Oggi Sana dichiara più di un milione di utenti nel mondo, e ora avrà accesso alla rete di Workday, che conta oltre 75 milioni di utenti su scala globale.

«Diciamo che all’inizio siamo nati con un’idea diversa: creare una rivoluzione utilizzando machine learning e intelligenza artificiale per l’apprendimento. Stavamo cercando il modo migliore per entrare nel mercato. L’app per gli utenti sembrava poco fattibile, non avremmo avuto una trazione sufficiente, quindi decidemmo di andare B2B. Decidemmo di vendere algoritmi a tutti gli editori che hanno corsi online che non sono personalizzati, ma sono standard. Poi ci siamo accorti che il mercato degli editori di corsi era molto piccolo. Dipendevamo molto dai contenuti che creavano questi editori e non avevamo controllo sul risultato finale dell’esperienza per l’utente.
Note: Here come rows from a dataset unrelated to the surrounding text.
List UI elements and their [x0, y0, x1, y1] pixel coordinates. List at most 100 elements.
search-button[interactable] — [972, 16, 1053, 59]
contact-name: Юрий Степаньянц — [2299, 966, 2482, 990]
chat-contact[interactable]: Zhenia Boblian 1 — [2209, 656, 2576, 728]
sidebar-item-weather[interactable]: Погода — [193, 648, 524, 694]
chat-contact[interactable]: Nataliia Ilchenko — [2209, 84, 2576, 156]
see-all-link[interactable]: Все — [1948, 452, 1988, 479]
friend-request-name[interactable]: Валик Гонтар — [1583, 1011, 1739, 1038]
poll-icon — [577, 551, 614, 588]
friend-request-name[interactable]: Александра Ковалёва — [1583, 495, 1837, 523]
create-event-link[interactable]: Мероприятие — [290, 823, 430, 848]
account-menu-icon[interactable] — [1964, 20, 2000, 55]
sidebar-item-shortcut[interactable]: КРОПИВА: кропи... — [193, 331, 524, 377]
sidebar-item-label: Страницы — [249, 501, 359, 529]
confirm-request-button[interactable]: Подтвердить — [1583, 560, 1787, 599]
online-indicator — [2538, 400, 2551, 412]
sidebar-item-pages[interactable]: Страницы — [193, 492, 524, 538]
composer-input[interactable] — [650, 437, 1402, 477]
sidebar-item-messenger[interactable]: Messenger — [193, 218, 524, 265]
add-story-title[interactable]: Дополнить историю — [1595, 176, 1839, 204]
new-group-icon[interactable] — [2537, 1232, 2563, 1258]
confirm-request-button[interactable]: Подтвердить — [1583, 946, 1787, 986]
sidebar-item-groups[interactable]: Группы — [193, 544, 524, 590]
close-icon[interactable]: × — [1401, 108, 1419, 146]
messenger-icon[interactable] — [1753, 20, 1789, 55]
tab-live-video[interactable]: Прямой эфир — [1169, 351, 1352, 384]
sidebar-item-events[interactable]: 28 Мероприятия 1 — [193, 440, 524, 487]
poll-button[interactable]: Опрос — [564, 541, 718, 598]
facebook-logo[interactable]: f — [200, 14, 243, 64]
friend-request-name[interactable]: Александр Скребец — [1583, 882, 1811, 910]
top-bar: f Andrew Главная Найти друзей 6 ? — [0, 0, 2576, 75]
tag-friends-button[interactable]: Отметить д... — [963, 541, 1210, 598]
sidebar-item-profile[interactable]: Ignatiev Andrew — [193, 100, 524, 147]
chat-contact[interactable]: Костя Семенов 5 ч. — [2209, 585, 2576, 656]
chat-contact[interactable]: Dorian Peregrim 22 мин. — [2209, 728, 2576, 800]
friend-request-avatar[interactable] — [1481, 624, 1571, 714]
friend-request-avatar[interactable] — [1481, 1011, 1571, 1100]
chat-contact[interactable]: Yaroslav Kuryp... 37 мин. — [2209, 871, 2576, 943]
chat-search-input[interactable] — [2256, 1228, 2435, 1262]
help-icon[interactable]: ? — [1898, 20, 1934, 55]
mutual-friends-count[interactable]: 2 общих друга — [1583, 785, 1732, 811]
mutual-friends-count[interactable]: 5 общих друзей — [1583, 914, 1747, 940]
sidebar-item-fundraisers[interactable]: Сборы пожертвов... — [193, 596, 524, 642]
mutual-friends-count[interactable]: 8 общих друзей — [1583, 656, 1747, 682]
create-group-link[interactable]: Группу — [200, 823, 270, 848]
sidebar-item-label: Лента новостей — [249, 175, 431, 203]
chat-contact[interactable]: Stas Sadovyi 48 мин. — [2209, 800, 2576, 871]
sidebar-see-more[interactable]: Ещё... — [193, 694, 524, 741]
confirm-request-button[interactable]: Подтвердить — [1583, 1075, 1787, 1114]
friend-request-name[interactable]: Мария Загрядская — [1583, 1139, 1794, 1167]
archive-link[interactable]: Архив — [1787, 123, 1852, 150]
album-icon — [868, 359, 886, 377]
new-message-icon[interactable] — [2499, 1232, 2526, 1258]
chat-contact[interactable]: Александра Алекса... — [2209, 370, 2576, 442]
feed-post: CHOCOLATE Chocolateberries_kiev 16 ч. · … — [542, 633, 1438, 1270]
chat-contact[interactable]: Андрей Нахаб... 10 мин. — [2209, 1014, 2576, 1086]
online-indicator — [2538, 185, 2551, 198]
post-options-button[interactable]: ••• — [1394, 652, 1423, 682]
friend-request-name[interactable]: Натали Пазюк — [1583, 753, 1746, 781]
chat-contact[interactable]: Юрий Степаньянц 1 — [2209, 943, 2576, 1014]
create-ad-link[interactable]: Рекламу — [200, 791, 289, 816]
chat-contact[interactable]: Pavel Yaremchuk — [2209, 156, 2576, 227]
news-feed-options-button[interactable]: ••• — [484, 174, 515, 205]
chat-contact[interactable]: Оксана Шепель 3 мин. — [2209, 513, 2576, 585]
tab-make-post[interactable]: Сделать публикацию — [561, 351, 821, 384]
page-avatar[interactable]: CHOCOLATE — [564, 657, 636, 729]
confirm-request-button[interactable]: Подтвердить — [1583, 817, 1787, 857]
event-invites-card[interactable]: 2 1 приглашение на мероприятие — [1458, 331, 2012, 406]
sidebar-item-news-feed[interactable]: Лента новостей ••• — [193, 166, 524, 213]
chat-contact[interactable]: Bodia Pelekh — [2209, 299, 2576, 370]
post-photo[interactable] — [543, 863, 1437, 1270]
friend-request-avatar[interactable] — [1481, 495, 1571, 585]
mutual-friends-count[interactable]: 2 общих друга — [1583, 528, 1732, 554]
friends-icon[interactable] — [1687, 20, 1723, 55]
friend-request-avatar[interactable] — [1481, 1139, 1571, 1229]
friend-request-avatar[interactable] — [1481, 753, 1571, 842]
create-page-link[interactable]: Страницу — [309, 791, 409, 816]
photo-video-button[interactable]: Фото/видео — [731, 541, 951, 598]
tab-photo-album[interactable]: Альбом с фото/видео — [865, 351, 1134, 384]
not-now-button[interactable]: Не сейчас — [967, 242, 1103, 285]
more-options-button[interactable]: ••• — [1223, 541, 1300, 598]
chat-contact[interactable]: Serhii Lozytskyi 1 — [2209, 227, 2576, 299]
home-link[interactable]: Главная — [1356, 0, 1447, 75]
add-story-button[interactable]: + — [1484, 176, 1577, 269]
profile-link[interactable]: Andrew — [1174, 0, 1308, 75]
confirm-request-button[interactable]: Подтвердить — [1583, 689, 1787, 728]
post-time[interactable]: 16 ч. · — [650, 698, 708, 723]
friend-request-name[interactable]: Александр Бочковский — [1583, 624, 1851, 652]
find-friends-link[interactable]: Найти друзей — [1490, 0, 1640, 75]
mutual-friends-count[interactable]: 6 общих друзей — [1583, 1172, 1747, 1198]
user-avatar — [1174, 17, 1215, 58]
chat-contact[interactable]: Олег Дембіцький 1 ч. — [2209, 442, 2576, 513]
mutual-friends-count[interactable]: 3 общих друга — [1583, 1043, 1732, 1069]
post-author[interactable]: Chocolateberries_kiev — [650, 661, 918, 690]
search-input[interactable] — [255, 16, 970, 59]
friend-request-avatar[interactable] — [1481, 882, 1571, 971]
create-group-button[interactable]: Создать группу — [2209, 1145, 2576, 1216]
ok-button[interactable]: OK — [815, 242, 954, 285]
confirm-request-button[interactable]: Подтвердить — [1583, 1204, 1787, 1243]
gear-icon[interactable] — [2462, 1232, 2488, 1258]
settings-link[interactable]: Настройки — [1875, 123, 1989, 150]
Abbiamo così iniziato a pensare di creare una interfaccia (User Interface e User Experience, ndr) invece degli algoritmi e basta. Quando abbiamo iniziato a crearla, poi è successo il COVID. A New York c’era questa enorme crisi nelle terapie intensive, con mancanza di personale specializzato a fronteggiare l’emergenza. Gli ospedali si resero disponibile a permettere l’accesso alla terapia intensiva a infermieri non specializzati, ma non avevano le competenze per curare i pazienti in terapia intensiva e trattare il COVID. Quello che abbiamo fatto noi è stato mettere insieme a Mount Sinai, l’ospedale più grande di New York, un corso personalizzato di apprendimento per gli infermieri. Loro facevano questi test online veloci per poi imparare soltanto le parti che non sapevano. Abbiamo creato la prima versione di Sana insieme agli infermieri di terapia intensiva.»